Tonight we welcomed Rob Cuss back to the club to give his talk on Secrets of Photography. This was a digital presentation which was split into three sections and was aimed at providing us the hints and tips that we would be unlikely to read in standard photography books and magazines.

The first half of the meeting was dedicated to Robs pursuit of capturing the ideal shot of an Osprey; in fact Rob had eight specific shots he wanted to capture. Rob explained how he has made six visits to a hide in Rutland where the Osprey would feed on the fish in one of the ponds at a trout farm. He explained that he either needed to be there in the early hours of the morning or late into the night and it would entail sitting for at least 4 hours wearing through netting in an attempt to see the bird making a dive which would be over in a flash. He included some humorous stories from the hide including one hot day when all his companions were stripped off to their underwear to combat the heat.

Rob showed us many images of Osprey that were blurred, too big in the frame, dull or just not very good in order to convey to us that, just because you are sat in a hide where the bird was almost guaranteed to visit, didn’t mean you would get a good shot.

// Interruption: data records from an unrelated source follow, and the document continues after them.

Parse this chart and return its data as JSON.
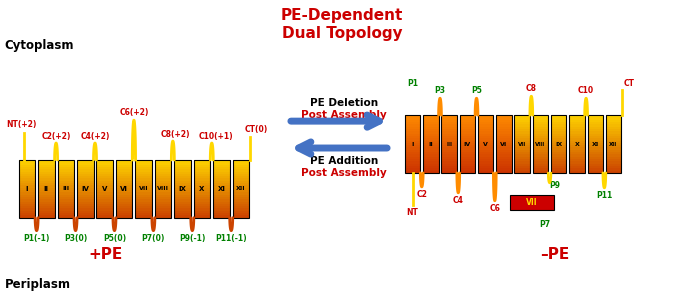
{
  "title_line1": "PE-Dependent",
  "title_line2": "Dual Topology",
  "title_color": "#cc0000",
  "cytoplasm_label": "Cytoplasm",
  "periplasm_label": "Periplasm",
  "plus_pe_label": "+PE",
  "minus_pe_label": "–PE",
  "arrow_color": "#4472c4",
  "arrow_label1_line1": "PE Deletion",
  "arrow_label1_line2": "Post Assembly",
  "arrow_label2_line1": "PE Addition",
  "arrow_label2_line2": "Post Assembly",
  "roman_numerals": [
    "I",
    "II",
    "III",
    "IV",
    "V",
    "VI",
    "VII",
    "VIII",
    "IX",
    "X",
    "XI",
    "XII"
  ],
  "background_color": "#ffffff",
  "green_color": "#008000",
  "red_color": "#cc0000",
  "gold_color": "#FFD700",
  "dark_orange": "#CC4400",
  "orange": "#FF8C00"
}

We could see how Rob learnt not just about the birds habits, but also about his camera and lens and shooting in different conditions. Rob has some stunning shots of the Osprey but it was clear he would be going back to make sure he captures all eight images he wants.

After the break Rob turned to his love of underwater photography and how he wanted to capture images of Auks swimming. Much like his talk on Ospreys, Rob took us through the bushcraft needed to achieve the desired shots. This involved several visits and dives at St. Abbs, his favourite place to dive, and the Farne Island with us again being shown many failed shots whilst learning the best way to get the required results. Rob explained how Puffins were difficult to capture, mainly due to size, Razorbills were rarely swimming close, with Guillemots providing the best opportunities.

Rob concluded this part of the talk by showing us his image “Scatter” which was commended in the Underwater Photographer of the Year 2019 British Waters Wide Angle section – Well done Rob.

The evening was rounded off by Rob showing us how he uses a variety of different photographic techniques in his roll at The British Geological Survey as a Rock Mechanics and Fracture Flow Specialist. These included the use of a 1000 frame per second camera, time lapse photography, X-rays and micro photography and the images were fascinating.

We would publicly like to thank Rob Cuss for providing us with a thoroughly entertaining and informative evening and we hope to see him back at the club again in the future.